Contravvenendo al dogma che interdice a un giornalista l’uso della prima persona, confesso a mio rischio e pericolo che non sono interessato a sapere chi sia Elena Ferrante. Non lo sono per almeno tre motivi di cui dirò a breve. Lo affermo – altra prima persona - consapevole del grave interdetto a cui mi espongo, data l’essenziale importanza che il dibattito sul tema pare rivesta ormai su Tv e giornali, tra lettori e critici, amici colleghi e fidanzate. Il caso Ferrante appassiona e divide l’Italia, causa candidatura al premio Strega. Come una spy story, un thriller, un action movie. Repubblica lancia la provocazione con un pezzo di Saviano. Il sito Dagospia, a intervalli da torre campanaria, fa il nome della moglie dello scrittore Starnone. Altri decriptano in modo diverso.
Tutti in ogni caso girano intorno all’appassionante quesito: chi è Elena Ferrante? Chi si nasconde dietro la sigla che ha firmato capolavori come L'amore molesto, I giorni dell'abbandono e L'amica geniale, ha scalato classifiche di vendite, ha conquistato titoli sul New Yorker, Foreign Policy, Economist? Personalmente, ripeto, non mi interessa. Primo motivo. Intanto perché non mi servirebbe a conoscere meglio i veri oggetti della passione, ovvero Raffaella Cerullo ed Elena Greco, e soprattutto la Napoli che fin dagli anni Cinquanta fa da sfondo alle loro esistenze. Quella città non bagnata dal mare, per dirla alla Ortese, malinconicamente adagiata sulla propria porosa bellezza fino a scordarsi del resto. Raffaelle ed Elena bastano e avanzano per ricordare gli scorci migliori di quella città infinita, il suono di certe scalinate di notte e il rimbombo del tufo, certi palazzi di spagnoleggiante decadenza del centro storico, alcune albe in cui il profilo di Capri assomiglia in lontananza a un profilo di donna.
Cosa volete che c’entri l’autrice con tutto questo? Nulla. Perché tutto questo è frutto di un rapporto tutto personale tra chi legge e quei posti, se vi è stato o se soltanto li ha voluti immaginare. Secondo motivo. Se anche sapessi chi è Elena Ferrante rischierei di esserne deluso. Come avviene quando si finisce per conoscere tutti i tic della propria rockstar, comprese la quota di asciugamani che pretende prima di ogni concerto. O come quando si sente parlare il calciatore che ci ha innamorato con i suoi dribbling e si capisce che sarebbe meglio parlasse solo con quelli. Conoscere attraverso le vicissitudini di Margareth Martinson Williams, ex moglie di Philip Roth, tutte le manchevolezze dell’uomo e del marito (vedasi l’ultima biografia Roth scatenato, Einaudi) non aiuta ad amare di più l’autore di Pastorale americana e La macchia umana. Perché quelli sono “affari suoi”. E la sua personale incapacità di amare, il suo irrefrenabile egoismo che tutto sacrifica alla carriera, non toglie nulla alla sua capacità di descrivere l’amore. Che è tutto ciò che da lettore mi interessa.
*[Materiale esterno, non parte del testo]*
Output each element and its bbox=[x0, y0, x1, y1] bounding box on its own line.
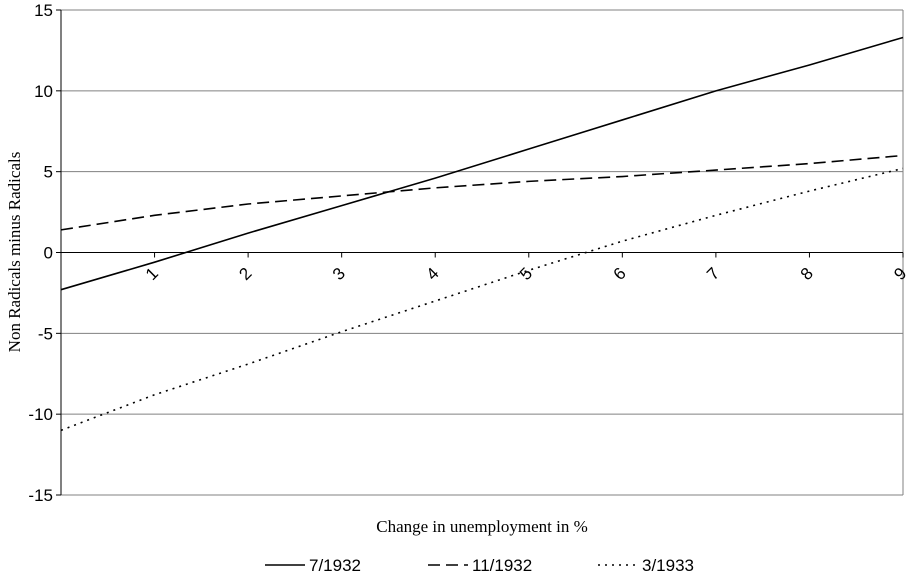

Il terzo motivo. Insomma, il rapporto tra il lettore e un libro è una storia di coppia, non un ménage a trois. Perché l’amore non si trasmette per proprietà transitiva dal lettore al libro all’autore. E’ questo uno dei misteri della (vera) letteratura. Un buon libro piace a prescindere. A prescindere da chi lo scrive, dalla sua biografia, dai tic, le abitudini, le paure. Quelli interessano i biografi. E non hanno molto a che fare con il piacere di chi, chiudendosi il mondo di ogni giorno alle spalle, entra in un altro mondo che ricostruisce a sua misura, nel gomitolo della sua poltrona, alla luce della propria lampada da tavolo. Il mistero è che un libro, una volta scritto, cessa di essere di chi lo ha scritto e diventa altro. Anzi, diventa tante volte altra cosa dall’autore quanti sono i lettori che lo ameranno (o meno). Ognuno in modo diverso, irripetibile. Ecco perché la mia L’amica geniale non è quella scritta da Elena Ferrante. E’ la mia. Tutto il resto, francamente, non mi interessa. Ps A maggior ragione, chiunque sia Elena Ferrante, non mi interessa se vincerà il premio Strega.